A raccoon skittered along a gutter pipe on their left, claws rasping over metal. It paused halfway down, stared at them in frank assessment, then continued its scavenging as though their presence rated somewhere above trash but below immediate concern.
Alexei’s voice came from behind her, even and precise. "No visible mutation. No rot. No parasite pattern. No swarm behavior."
Sera let the details settle into place. The animals did not flinch from the air. The shadows did not twist. The sky did not flicker. The only thing shaking in this town was humans.
Her creature rolled in amusement. The world remembers how to turn without bleeding, and these people are treating it like a nightmare.
Ahead, a streetlamp snapped on with a soft electrical buzz. Its glow fell in a warm circle over the asphalt, steady instead of stuttering. Another pole lit further down. Then another. Soon a line of lights traced the curve of the street, forming a gentle path away from the checkpoint.

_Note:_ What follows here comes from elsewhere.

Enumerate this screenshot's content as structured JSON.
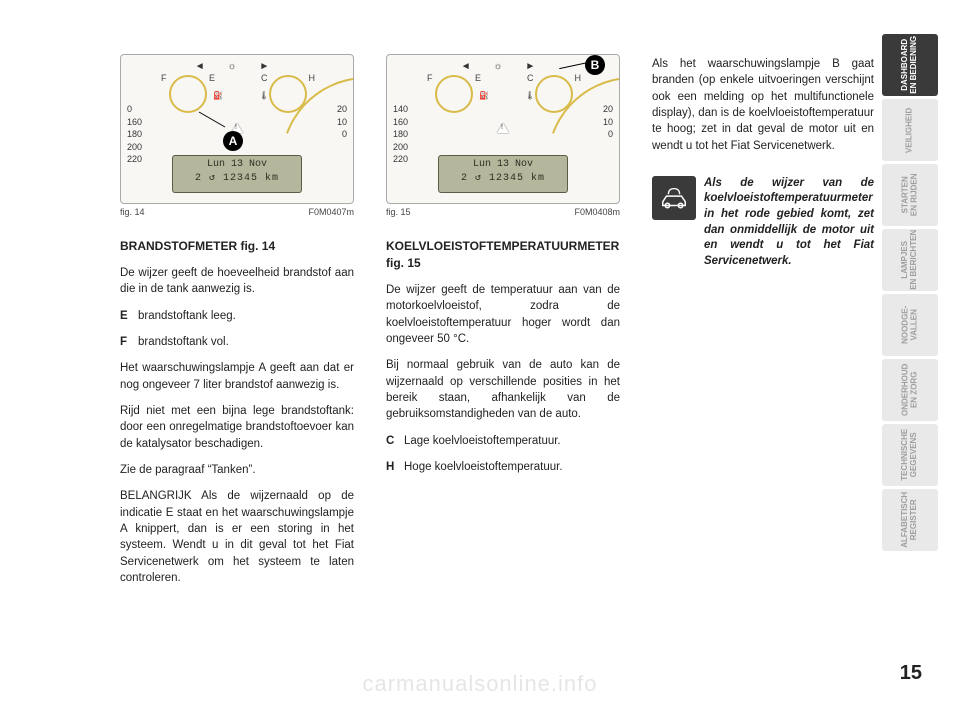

Zubair scanned the roofs again, his gaze catching on chimneys and corners, any place that offered height. "We need walls before someone decides to see if we bleed the same as everything else," he said quietly.
"And before whatever passes for command here remembers to file the paperwork on us," Alexei added.
Sera studied the houses lining the right side of the road. Most of them looked too lived-in—porch lights burning, curtains pulled back just enough for watching eyes, shoes by the door in pairs. One narrow brick house stood out precisely because it did not try to present anything.
Its fence had collapsed into a tangle of wood and metal. The porch light was dead. The windows were intact but dark, curtains drawn all the way. Nothing about it tried to invite or repel. It simply waited.
She lifted her hand toward it. "That one."
Aerenyx’s attention followed her gesture. His head tilted, and a small, satisfied sound slipped from him. "There’s death inside," he said, almost fond. "Old. Settled. No panic."
"That’s fine," Sera answered. "Old death doesn’t get in the way."
Lachlan wrinkled his nose. "Speak for yourself. I like my bodies recent. Easier to read and better to eat."
Zubair bumped his shoulder with enough force to make him stagger one step sideways. "You’ll sleep wherever the rest of us sleep," he said.